St. Aelred of Rievaulx

(1110 - 1167)

Aelred, one of the most notable of English monks, was born into a noble family at Hexham in northern England. Having received a very good classical education, he spent some time in the court of David I, King of Scotland.

All in the royal Scots court admired him for his talent and even more for his gentle personality. An illustration: once, in the presence of the king, another courtier insulted Aelred, accusing him of many misdeeds. Aelred listened patiently. Then, when his accuser had finished, he quietly thanked him for his charity in telling him his faults. The accuser was so surprised by Aelred’s perfect humility that he forthwith asked him to forgive his intemperate remarks.

Even by that time the future saint was pondering a vocation to the monastic life. He hesitated to enter a monastery because it would have meant giving up the companionship of his many friends. Gradually, however, he came to see in his very hesitation a cowardly attachment to human beings rather than to God.

At age 24, therefore, he went back to England and asked admission into the Cistercian Abbey of Rievaulx. Rievaulx monastery had been established about two years before by a disciple of St. Bernard of Clairvaux (1090-1153), the second founder of the Cistercian monks. Aelred took to the Cistercian (Trappist) rigors like a fish to water. The strict rule was to mold him, and he in turn would help to mold the Cistercian spirit.

Father Aelred’s many gifts, natural and supernatural, were to attract the attention of his fellow Cistercians. In 1142 he was elected abbot of a new daughter monastery at Revesby, England. Five years later, he was brought back to RievauIx to head that abbey of some 300 monks. He accepted both promotions with reluctance. He knew that they would involve giving up much of his beloved silence. But of course he proved ideal for the role, accepting its duties as a cluster of necessary crosses.

As superior, nobody was stricter than Abbot Aelred, yet he ruled with winning gentleness.
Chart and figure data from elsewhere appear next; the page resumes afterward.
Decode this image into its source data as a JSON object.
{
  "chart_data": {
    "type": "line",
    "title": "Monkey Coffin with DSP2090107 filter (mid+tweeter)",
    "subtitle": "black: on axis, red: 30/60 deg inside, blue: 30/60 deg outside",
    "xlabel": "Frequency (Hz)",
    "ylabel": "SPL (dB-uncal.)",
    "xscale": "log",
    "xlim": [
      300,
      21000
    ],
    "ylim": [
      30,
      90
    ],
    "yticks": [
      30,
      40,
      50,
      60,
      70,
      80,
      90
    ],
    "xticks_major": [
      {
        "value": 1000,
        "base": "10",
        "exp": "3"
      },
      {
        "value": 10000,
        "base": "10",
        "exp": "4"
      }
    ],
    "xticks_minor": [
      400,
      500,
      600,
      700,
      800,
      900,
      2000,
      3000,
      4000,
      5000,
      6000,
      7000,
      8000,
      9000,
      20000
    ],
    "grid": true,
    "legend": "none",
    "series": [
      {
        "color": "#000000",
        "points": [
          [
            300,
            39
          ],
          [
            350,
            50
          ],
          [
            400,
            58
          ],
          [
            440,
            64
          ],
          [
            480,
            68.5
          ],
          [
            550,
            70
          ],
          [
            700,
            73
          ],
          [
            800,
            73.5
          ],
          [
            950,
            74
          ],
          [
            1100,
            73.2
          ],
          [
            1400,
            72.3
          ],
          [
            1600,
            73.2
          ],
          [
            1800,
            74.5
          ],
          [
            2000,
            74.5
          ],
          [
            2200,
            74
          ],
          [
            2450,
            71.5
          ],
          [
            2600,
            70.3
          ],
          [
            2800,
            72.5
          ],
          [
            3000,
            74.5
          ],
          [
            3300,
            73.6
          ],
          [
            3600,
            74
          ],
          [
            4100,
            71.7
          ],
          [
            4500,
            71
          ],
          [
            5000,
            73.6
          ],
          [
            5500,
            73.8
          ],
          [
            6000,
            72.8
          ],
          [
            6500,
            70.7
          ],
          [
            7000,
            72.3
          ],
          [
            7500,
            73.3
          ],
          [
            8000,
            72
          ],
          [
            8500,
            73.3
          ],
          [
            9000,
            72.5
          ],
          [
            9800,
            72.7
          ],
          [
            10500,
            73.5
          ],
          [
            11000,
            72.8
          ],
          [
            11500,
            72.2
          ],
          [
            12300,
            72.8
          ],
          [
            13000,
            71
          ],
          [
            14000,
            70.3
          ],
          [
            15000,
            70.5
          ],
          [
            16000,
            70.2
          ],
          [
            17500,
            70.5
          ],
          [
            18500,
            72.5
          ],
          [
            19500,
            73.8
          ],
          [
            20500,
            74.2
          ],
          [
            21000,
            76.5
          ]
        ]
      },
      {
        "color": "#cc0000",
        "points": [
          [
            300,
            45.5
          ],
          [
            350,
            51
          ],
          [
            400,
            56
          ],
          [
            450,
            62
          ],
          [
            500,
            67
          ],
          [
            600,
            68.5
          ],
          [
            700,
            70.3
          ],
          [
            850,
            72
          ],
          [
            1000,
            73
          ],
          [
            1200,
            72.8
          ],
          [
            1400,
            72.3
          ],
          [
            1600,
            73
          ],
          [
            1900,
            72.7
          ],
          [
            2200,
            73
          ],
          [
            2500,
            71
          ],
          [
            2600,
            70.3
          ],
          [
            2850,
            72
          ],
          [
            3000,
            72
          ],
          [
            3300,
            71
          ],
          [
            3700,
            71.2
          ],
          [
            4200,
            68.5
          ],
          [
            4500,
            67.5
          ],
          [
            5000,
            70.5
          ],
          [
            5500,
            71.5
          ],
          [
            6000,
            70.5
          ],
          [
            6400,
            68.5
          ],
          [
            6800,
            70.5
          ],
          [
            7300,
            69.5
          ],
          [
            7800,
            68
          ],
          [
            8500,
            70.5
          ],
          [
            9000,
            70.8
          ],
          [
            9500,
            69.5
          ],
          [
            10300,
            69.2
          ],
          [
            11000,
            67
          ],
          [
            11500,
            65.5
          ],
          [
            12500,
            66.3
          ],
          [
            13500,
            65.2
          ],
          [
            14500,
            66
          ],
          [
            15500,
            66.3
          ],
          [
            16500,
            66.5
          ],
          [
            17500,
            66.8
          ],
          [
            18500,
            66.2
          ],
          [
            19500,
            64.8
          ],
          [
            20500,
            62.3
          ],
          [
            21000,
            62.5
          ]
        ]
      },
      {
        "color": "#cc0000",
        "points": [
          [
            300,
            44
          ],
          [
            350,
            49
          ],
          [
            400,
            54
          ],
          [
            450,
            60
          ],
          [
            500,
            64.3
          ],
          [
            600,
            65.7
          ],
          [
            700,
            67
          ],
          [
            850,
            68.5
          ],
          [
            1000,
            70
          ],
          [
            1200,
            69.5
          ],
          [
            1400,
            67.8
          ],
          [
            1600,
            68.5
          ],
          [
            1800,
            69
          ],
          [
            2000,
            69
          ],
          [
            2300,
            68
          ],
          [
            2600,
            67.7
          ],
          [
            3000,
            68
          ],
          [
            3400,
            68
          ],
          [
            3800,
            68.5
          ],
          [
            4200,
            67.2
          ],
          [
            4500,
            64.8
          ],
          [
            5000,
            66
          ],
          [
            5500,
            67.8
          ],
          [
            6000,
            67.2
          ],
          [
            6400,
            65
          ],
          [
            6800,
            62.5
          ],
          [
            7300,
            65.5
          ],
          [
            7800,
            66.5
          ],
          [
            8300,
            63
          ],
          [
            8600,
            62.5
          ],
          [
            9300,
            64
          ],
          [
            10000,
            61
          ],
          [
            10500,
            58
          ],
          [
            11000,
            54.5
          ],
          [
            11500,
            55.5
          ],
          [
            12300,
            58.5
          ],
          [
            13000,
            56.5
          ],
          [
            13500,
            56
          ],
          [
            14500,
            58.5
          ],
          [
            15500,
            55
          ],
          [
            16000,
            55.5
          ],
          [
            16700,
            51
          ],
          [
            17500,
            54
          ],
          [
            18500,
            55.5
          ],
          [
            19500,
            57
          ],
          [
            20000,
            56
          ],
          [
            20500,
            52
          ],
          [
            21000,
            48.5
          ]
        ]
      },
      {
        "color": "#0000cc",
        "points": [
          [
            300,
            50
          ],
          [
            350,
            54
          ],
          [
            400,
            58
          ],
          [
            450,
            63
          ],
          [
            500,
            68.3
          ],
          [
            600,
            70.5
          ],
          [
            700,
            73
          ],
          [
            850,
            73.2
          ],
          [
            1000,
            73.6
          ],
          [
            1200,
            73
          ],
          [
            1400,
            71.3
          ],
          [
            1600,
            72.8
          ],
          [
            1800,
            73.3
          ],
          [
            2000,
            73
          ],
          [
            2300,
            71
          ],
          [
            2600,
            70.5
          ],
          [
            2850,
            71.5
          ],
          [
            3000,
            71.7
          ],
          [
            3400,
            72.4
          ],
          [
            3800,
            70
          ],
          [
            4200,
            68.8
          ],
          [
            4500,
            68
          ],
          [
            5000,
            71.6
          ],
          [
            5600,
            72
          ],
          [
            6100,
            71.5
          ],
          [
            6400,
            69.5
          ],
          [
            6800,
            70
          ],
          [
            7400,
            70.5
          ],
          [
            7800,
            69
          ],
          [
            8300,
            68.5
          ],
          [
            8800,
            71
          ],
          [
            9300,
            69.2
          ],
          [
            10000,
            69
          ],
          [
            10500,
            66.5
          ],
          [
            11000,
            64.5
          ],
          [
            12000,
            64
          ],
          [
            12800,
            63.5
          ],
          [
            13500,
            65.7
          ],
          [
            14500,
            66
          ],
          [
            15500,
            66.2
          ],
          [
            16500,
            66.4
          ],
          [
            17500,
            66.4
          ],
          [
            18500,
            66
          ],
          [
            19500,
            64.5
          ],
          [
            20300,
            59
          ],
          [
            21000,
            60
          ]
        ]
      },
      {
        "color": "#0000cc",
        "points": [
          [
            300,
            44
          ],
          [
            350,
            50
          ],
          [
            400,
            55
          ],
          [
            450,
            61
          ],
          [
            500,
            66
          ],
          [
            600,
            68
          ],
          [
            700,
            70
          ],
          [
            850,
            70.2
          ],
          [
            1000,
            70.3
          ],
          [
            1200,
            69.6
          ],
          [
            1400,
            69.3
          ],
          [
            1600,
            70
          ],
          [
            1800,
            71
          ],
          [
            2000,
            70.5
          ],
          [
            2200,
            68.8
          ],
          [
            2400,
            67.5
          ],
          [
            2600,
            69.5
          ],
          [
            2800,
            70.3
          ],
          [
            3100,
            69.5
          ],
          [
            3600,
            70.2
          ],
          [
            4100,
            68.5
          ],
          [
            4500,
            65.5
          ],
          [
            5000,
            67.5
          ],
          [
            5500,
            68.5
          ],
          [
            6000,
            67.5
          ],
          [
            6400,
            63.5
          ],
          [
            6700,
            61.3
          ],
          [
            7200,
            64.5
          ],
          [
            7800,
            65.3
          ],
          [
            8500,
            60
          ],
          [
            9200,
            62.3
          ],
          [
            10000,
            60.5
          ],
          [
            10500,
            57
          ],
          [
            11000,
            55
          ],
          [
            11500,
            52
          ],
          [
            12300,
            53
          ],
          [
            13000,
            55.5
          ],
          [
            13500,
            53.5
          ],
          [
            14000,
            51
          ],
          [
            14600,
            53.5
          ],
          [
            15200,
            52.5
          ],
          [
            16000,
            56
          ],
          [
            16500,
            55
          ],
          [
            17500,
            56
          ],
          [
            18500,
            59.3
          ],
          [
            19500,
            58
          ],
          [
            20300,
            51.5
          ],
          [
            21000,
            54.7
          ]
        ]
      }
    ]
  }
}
One of his major contributions to the monastic life and to spiritual life in general was his writings, one of which St. Bernard himself commissioned him to compose. They were theologically precise and fervent, yet their simplicity and literary expression made them very appealing. As a monastic leader, a learned man and a writer, Aelred naturally moved in the circles of abbots and bishops and kings. But he in no way allowed fame to turn his head. Like his master St. Bernard of Clairvaux, he refused more than once to accept an appointment to a bishopric.

Although Aelred was physically very infirm in his last years, his disciples were deeply grieved to lose him to death, so much did they love him. In his writing on Spiritual Friendship, the saint had once written a passage that could be used to describe the writer himself: He was one “whom I might fitly call friendship’s child, for his whole occupation was to love and to be loved.”

No wonder St. Aelred of Rievaulx, canonized, apparently, in 1191, was hailed as “the St. Bernard of the North.”